WASHINGTON, D.C. (May 15, 2015) — The two Asian American Commissioners of the U.S. Commission on Civil Rights, Michael Yaki and Karen Narasaki, in their individual capacities on Friday issued the following response to the announcement that an administrative complaint was filed by against Harvard University alleging discriminatory admissions practices against prospective Asian American students.
STATEMENT OF COMMISSIONERS YAKI AND NARASAKI
While we have not reviewed the actual complaint against Harvard University, we hope that this is a sincerely raised issue and not a back door attack on affirmative action that attempts to pit Asian Americans against other minorities, as other efforts have been. Like a majority of Asian Americans, we stand together as long-time supporters of affirmative action. Affirmative action creates opportunities for students disadvantaged by race and circumstances, and a diverse student body ensures that the next generation of Americans is exposed to the variety of life experiences and backgrounds that will help them to build vibrant communities and successfully work in the global economy.
Neither of us believes that any racial or ethnic group should be subjected to quotas. Nor do we believe that test scores alone entitle anyone to admission at Harvard. Students are more than their test scores and grades. Well-constructed and properly implemented admissions programs further our principles of equal opportunity. While we understand that some programs may be imperfect, or even need substantial reform, we do not support any attempt to eliminate affirmative action programs at Harvard or any institution of higher learning.

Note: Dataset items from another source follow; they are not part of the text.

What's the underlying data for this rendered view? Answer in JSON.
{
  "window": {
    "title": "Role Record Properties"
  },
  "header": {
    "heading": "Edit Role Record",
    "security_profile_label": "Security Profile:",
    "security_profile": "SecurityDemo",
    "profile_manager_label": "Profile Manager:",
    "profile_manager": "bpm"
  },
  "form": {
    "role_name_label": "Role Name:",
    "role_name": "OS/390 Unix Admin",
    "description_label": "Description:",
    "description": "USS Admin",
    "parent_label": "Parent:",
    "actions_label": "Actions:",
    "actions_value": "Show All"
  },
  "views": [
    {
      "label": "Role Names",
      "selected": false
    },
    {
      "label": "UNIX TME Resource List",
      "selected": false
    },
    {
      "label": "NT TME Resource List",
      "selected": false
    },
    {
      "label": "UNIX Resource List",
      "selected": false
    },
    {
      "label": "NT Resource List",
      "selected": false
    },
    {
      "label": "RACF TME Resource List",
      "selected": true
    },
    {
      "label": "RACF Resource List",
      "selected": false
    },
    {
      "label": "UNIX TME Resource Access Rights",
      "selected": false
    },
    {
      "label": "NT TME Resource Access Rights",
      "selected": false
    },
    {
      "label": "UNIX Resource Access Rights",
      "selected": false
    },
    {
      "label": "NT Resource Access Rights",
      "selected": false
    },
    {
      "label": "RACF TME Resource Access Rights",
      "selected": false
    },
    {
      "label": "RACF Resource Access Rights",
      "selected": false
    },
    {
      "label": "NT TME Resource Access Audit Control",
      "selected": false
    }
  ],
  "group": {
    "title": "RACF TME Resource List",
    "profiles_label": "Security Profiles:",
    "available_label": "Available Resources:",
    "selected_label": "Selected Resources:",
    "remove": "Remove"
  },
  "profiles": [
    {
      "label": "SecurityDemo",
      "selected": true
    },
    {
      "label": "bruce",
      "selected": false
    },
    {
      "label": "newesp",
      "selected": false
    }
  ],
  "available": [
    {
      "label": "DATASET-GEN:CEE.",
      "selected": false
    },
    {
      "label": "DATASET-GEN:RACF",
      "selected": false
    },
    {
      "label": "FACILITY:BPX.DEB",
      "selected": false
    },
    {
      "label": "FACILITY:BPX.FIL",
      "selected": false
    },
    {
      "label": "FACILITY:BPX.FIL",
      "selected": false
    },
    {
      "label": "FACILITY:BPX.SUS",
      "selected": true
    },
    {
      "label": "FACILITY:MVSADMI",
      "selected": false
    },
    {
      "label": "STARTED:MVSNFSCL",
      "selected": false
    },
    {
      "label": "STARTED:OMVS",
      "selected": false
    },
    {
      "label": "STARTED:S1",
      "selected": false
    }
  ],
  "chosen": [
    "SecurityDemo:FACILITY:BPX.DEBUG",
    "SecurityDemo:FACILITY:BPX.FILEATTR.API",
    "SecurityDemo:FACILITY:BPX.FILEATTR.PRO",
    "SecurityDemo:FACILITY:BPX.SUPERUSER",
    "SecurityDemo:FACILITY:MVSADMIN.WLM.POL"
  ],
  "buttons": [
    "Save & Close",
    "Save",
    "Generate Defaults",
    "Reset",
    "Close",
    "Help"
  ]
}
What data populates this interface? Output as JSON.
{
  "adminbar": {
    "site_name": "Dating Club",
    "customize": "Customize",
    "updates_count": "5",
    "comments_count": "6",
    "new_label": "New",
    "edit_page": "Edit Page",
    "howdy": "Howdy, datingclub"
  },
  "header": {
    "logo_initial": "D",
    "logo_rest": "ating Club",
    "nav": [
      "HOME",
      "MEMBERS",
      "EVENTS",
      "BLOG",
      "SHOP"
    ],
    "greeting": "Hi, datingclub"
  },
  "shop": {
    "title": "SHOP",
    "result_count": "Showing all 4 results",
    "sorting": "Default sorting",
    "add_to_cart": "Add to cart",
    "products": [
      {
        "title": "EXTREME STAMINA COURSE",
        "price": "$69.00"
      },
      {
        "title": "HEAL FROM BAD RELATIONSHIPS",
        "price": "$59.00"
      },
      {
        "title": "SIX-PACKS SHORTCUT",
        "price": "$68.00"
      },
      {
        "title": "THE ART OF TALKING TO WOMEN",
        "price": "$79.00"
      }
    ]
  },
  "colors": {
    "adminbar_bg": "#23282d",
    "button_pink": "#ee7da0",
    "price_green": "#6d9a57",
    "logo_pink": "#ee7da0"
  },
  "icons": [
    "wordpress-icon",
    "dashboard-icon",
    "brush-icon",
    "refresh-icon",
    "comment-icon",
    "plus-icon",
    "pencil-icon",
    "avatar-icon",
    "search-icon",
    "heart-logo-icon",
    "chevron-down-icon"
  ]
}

We will closely review the complaint and the University’s response and closely monitor developments in this situation.
Commissioner Yaki, who is of Chinese and Japanese heritage, was appointed to the U.S. Commission on Civil Rights in 2005 by Democratic Leader Pelosi. Commissioner Narasaki, who is of Japanese heritage, was appointed to the Commission in 2014 by President Obama. Both are graduates of Ivy-league schools; Narasaki from Yale University and Yaki from the Yale Law School.